The src/test directories under each subproject for C++ and Java contain test code that runs on GitHub Actions. When you submit code for review, it is tested by GitHub Actions' runners. If you add new functionality you should make sure to write tests for it so we don't break it in the future.

The hal directory contains more C++ code meant to run on Systemcore. HAL is an acronym for "Hardware Abstraction Layer", and it interfaces with the robot controller to enable hardware interactions. The HAL is split into cpp, sim, and systemcore. The systemcore directory contains the WPILib code meant to run on your Systemcore. Sim is WPILib code meant to run on your computer, and cpp is code shared between the two.
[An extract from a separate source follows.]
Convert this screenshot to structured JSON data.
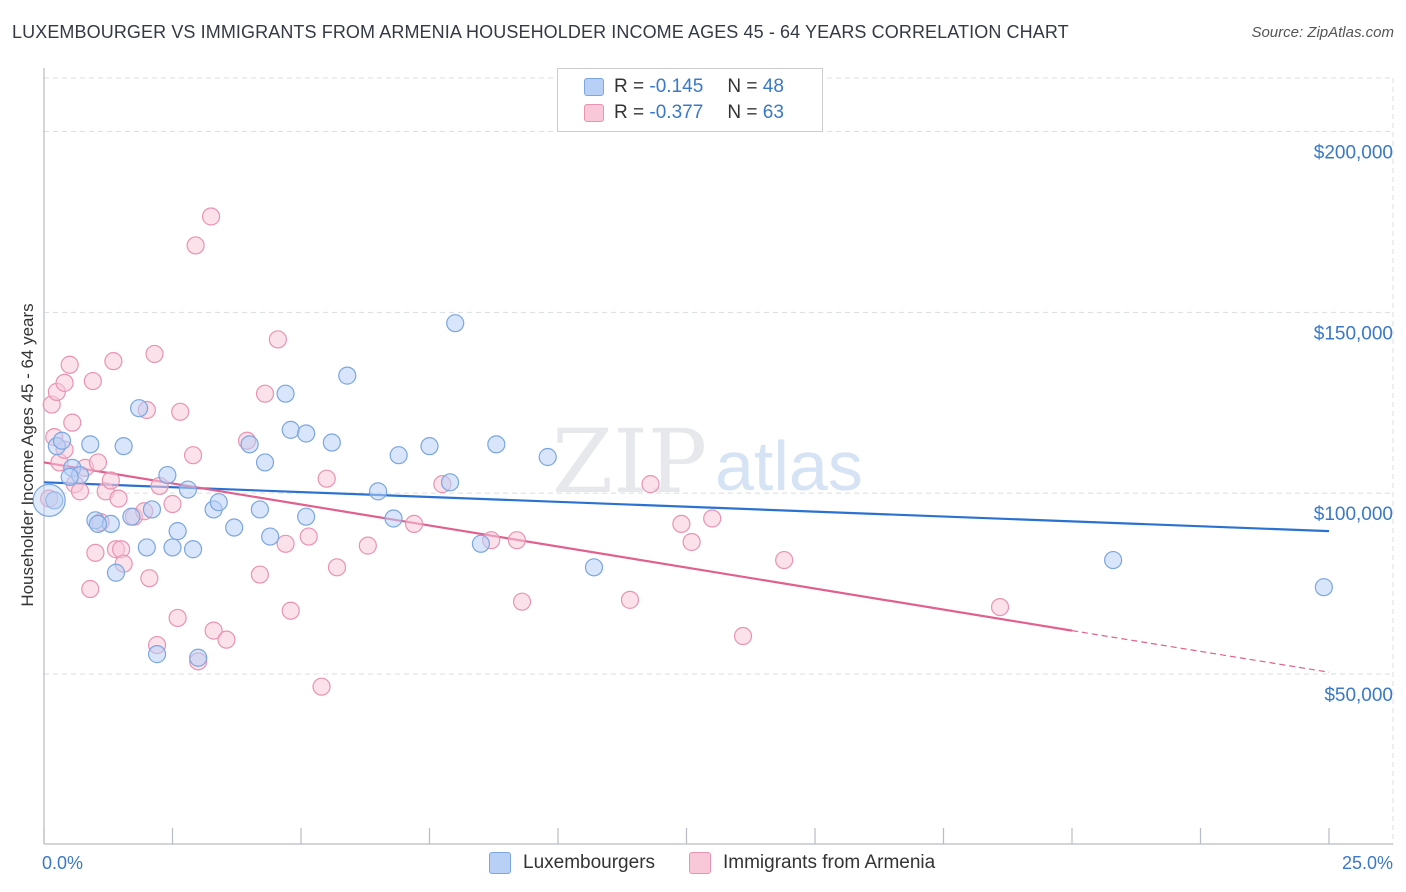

Code in the cpp directory must be platform-independent, since it will be compiled with both the ARM cross-compiler and whatever desktop compiler you are using (g++, MSVC, etc...).

The upstream_utils directory contains scripts for updating copies of thirdparty code in the repository.

The [styleguide repository](https://github.com/wpilibsuite/styleguide) contains our style guides for C++ and Java code. Anything submitted to the WPILib project needs to follow the code style guides outlined in there. For details about the style, please see the contributors document [here](CONTRIBUTING.md#coding-guidelines).